Deferred Tax Liability Journal Entry
Deferred Tax Liability is the amount of tax that company owes to the government and has obligation to pay in the future. It happens when the income tax expense is higher than the income tax payable.
Income tax is the amount of tax that the government charge over the companies based on their annual profit. Most countries use the fixed rate to charge the income tax over the profit during the year. It sounds simple, but it is not really is.
Income tax expense is the tax expense which records on the income statement of the company. The company calculates it by multiplying the earnings before tax with the income tax rate. The earning before tax (EBT) is the company profit that complies with accounting rules. The revenue and expense follow the accrual basic and accounting depreciation. After calculation, the accountant will record the income tax expense based on this calculation and put it on the income statement.
Income tax payable is the amount that company needs to pay to the tax authority in the current accounting period. It is the company obligation to pay the tax in the current period. It is calculated by multiplying the taxable profit and income tax rate, which is the government rate. The taxable profit is the based amount that government will use to calculate income tax paid. So what is the difference between taxable profit and EBT?
Taxable profit is the profit that follows the tax law rather than the accounting rule. It arrives from revenue and expense that are recorded based on the tax law. The revenue and expense following the cash basic, tax depreciation method, and so on.
Most of the time, the income tax expense and income tax payable are always different. When income tax expense is higher than income tax payable, it will generate deferred tax liability. On the other hand, when the income tax expense is lower than income tax payable, it will credit deferred tax assets.
Deferred Tax Liability Journal Entry
After calculating the income tax expense and income tax payable, they need to record both figures into the financial statement.
The income tax expense will be present on the income statement. The income tax payable will be present on the balance sheet. Deferred tax liability will happen when income tax expense is higher than income tax payable.
Deferred tax liability = Income tax expense – Income tax payable
The journal entry is debiting income tax expense and credit income tax payable, deferred tax liability.
Account | Debit | Credit |
Income Tax Expense | XXXX | |
Income Tax Payable | XXXX | |
Deferred Tax Liability | XXXX |
Income tax expense will reduce the company profit on income statement. Income tax payable is the current obligation that company needs to pay to the tax authority after year-end closing.
Deferred tax liability will be present on the balance sheet. It will be there to offset the future income tax expense. The deferred tax liability will reduce when income tax expense is less than the income tax payable. It will happen in the future.
Deferred Tax Liability Journal Entry Example
Accountant is preparing a financial statement for the company ABC. Based on the calculation the accounting profit (EBT) is $ 50,000. The taxable profit is $ 40,000. The difference is mostly related to the depreciation method between tax and accounting. The income tax rate is 20%. Please prepare a journal entry for the deferred tax liability.
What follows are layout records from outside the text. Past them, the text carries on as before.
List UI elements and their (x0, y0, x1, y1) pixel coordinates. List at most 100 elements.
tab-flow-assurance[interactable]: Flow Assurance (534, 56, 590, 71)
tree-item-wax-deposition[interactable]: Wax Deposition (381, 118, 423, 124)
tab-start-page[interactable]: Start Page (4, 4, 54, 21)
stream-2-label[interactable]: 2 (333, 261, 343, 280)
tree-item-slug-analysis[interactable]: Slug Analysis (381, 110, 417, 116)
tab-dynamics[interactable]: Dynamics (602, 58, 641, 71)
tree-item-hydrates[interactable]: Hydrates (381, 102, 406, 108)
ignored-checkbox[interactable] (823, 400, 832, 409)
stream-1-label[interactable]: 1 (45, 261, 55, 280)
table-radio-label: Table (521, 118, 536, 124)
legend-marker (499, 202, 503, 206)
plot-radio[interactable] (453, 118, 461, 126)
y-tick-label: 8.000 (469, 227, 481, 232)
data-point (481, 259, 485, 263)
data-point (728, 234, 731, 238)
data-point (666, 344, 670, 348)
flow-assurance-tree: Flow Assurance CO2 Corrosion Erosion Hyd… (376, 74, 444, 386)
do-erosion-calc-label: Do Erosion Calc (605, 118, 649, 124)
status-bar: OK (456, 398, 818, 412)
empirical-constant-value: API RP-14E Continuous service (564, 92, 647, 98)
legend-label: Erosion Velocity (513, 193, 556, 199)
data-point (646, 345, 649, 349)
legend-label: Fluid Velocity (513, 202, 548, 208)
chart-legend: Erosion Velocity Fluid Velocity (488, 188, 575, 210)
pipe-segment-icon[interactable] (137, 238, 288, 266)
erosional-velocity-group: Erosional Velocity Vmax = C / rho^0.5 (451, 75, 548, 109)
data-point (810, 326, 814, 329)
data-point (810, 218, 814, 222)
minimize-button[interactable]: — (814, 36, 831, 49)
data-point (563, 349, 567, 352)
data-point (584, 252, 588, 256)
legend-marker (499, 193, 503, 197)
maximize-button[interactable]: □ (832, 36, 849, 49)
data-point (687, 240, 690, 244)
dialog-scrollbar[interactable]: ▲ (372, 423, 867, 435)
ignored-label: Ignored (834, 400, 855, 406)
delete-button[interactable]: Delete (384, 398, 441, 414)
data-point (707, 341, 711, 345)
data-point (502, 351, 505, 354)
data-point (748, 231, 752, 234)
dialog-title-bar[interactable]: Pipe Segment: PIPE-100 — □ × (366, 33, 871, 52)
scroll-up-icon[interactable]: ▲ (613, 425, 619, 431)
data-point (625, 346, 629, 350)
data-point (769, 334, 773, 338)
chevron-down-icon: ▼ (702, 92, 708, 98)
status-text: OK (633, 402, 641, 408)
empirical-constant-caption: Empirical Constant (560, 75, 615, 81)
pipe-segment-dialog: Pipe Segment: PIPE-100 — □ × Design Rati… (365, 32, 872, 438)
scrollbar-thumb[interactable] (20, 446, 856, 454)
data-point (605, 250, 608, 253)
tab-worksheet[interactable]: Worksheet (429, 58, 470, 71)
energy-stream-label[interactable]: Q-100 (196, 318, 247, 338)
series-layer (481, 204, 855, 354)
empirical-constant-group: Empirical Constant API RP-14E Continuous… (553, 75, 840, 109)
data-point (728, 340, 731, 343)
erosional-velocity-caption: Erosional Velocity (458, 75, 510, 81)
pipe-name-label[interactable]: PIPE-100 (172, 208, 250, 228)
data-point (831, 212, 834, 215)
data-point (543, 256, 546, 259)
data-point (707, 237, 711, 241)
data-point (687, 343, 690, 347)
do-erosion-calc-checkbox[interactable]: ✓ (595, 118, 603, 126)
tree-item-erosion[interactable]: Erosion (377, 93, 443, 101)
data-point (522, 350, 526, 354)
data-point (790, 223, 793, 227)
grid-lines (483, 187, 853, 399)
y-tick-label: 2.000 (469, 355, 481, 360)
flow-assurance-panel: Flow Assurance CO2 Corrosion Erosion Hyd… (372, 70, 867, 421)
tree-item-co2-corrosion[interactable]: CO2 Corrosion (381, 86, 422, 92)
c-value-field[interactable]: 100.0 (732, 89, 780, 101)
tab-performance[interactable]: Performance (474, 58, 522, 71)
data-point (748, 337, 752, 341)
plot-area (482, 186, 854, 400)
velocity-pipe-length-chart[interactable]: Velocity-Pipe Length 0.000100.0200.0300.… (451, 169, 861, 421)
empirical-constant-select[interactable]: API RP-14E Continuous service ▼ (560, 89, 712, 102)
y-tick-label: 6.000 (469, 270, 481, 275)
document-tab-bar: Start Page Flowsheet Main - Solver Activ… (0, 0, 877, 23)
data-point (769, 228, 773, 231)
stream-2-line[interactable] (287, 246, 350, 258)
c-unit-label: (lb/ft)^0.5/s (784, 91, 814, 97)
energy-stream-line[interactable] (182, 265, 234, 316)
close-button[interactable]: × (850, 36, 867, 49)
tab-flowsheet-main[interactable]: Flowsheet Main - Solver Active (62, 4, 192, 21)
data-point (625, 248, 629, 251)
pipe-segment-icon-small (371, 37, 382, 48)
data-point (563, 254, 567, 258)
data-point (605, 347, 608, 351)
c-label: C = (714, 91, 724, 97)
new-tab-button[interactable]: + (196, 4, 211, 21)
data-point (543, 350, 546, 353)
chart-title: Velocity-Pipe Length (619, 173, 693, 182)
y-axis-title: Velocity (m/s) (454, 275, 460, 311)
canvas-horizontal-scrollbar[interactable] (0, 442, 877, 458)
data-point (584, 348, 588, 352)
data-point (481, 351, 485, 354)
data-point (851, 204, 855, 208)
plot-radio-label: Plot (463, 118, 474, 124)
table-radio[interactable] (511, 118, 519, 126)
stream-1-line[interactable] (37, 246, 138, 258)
First, we have to calculate the income tax expense.
Income tax expense = accounting profit * tax rate = $ 50,000 * 20% = $ 10,000
ABC has to record income tax expenses of $ 10,000 on the income statement.
Second, we have to calculate the income tax payable.
Income tax payable = Taxable profit * tax rate = $40,000 * 20% = $ 8,000
The company needs to pay $ 8,000 to the tax authority after the year-end closing. The time is vary from one country to another.
So the income tax expense is greater than income tax payable, which leads to the deferred tax liability.
Deferred tax liability = Income tax expense – income tax payable = $ 10,000 – $ 8,000 = $ 2,000
This is the amount that company owes to the tax authority, but they will not use cash to settle. It will reverse back in the future when income tax expense is less than income tax payable.
The journal entry is debiting income tax expense $ 10,000 and credit income tax payable $ 8,000, deferred tax liability $ 2,000.
Account | Debit | Credit |
Income tax expense | 10,000 | |
Income tax payable | 8,000 | |
Deferred tax liability | 2,000 |
ABC will pay $ 8,000 during the submission of tax return. The deferred tax of $ 2,000 will remain on the balance sheet until the income tax expense is higher than tax payable in the next period.